Utworzono podstawowe struktury organizacyjno-szkoleniowe. Powstała Rada Programowa Akademii, składająca się z dyrektorów mławskich szkół, pod przewodnictwem rektora Państwowej Wyższej Szkoły Zawodowej, prof. dr. hab. Leszka Zygnera.
Z radą współpracują rodzice trenujących zawodników, pełnią tak bardzo potrzebną rolę działaczy. Przy pomocy wybitnego teoretyka sportu, prof. dr. hab. Henryka Sozańskiego, opracowany został tzw. „Mławski model lekkoatletyczny” uwzględniający wszystkie aspekty nowoczesnego sportu wyczynowego, konieczność wszechstronnego rozwoju atrybutów fizycznych i psychicznych. Młodzi tyczkarze będą także trenować biegi sprinterskie oraz z płotkami. Ci, którzy wykażą tam większy talent będą mogli specjalizować się w biegach. Wykształcono sześciu instruktorów oraz 30 sędziów lekkoatletycznych. Biskup płocki Piotr Libera mianował ks. prob. Sławomira Kowalskiego kapelanem Mazowieckiej Akademii Lekkoatletycznej.
Najbliższe plany
Poszukiwania dalszych talentów prowadzone będą daleko poza Mławą. Obejmą one około 1300 szkół podstawowych w siedmiu województwach Polski środkowej, północnej i wschodniej. Po wstępnych eliminacjach oraz po przeprowadzeniu testów wydolnościowo-lekarskich, zostanie wybrana grupa najlepszych do mistrzowskiego szkolenia: 15 dziewcząt oraz 5 chłopców. Chłopcy będą mieć, jak się zdaje, rolę mobilizowania dziewcząt do większego wysiłku, ale czy ten eksperyment się sprawdzi? Czy nie będą ich za bardzo rozpraszać? Tu mam wątpliwości…
W Mławie potrzebna jest skocznia z prawdziwego zdarzenia, nie ustępująca standardom światowym. Są już dwa wysokiej klasy zeskoki, w dalszej kolejności potrzebne są rozbiegi. Mają to być syntetyczne rozbiegi, jeden klejony, drugi wylewany. Jeżeli przewidziany w najbliższym czasie przetarg przebiegnie pomyślnie, budowa światowej klasy skoczni w Mławie rozpocznie się wiosną przyszłego roku. Jak dobrze pójdzie, mławianie będą mogli zobaczyć najlepszych tyczkarzy świata już w kwietniu podczas „I Międzynarodowego Halowego Mityngu – z tyczką przy muzyce w Mławie”. (Zaraz po halowych mistrzostwach świata w Birmingham).
Szansa na sukces
Ideę uczynienia z Mławy stolicy tyczkarstwa wspiera coraz więcej znanych nazwisk.

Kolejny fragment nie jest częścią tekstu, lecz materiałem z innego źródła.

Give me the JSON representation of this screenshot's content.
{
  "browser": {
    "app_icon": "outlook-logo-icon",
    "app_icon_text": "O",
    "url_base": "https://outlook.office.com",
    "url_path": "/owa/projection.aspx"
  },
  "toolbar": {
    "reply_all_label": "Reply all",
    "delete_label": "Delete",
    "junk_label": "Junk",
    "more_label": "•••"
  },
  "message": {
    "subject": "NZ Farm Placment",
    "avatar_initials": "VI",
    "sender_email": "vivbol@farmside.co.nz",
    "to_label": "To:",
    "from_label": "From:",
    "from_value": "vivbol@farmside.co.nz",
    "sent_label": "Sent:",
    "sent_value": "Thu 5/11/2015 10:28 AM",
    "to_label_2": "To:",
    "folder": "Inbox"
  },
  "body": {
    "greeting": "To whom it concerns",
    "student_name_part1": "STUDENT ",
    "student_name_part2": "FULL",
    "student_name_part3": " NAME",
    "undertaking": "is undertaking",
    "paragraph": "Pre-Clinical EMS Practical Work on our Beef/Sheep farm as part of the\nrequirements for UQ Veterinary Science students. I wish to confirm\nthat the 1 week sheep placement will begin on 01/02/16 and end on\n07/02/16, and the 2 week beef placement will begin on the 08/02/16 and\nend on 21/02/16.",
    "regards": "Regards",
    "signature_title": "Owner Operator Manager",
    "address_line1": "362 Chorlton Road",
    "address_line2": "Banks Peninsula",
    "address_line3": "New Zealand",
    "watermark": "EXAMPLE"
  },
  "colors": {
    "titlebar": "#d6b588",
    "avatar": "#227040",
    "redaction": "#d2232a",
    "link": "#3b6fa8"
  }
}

Odbyło się w tej sprawie wiele spotkań, prowadzonych w rzeczowej atmosferze. Sam wziąłem udział w jednym z nich. Doszło do niego niedawno w siedzibie PKOL (Polskiego Komitetu Olimpijskiego), na samej górze budynku, z udziałem „góry” polskiego sportu. Obecna była Irena Szewińska, królowa lekkoatletyki, a także podwójny złoty medalista w pchnięciu kulą – Tomasz Majewski. Nie mógł niestety przybyć Marian Woronin, rekordzista w sprintach, zaprzyjaźniony z Mławą.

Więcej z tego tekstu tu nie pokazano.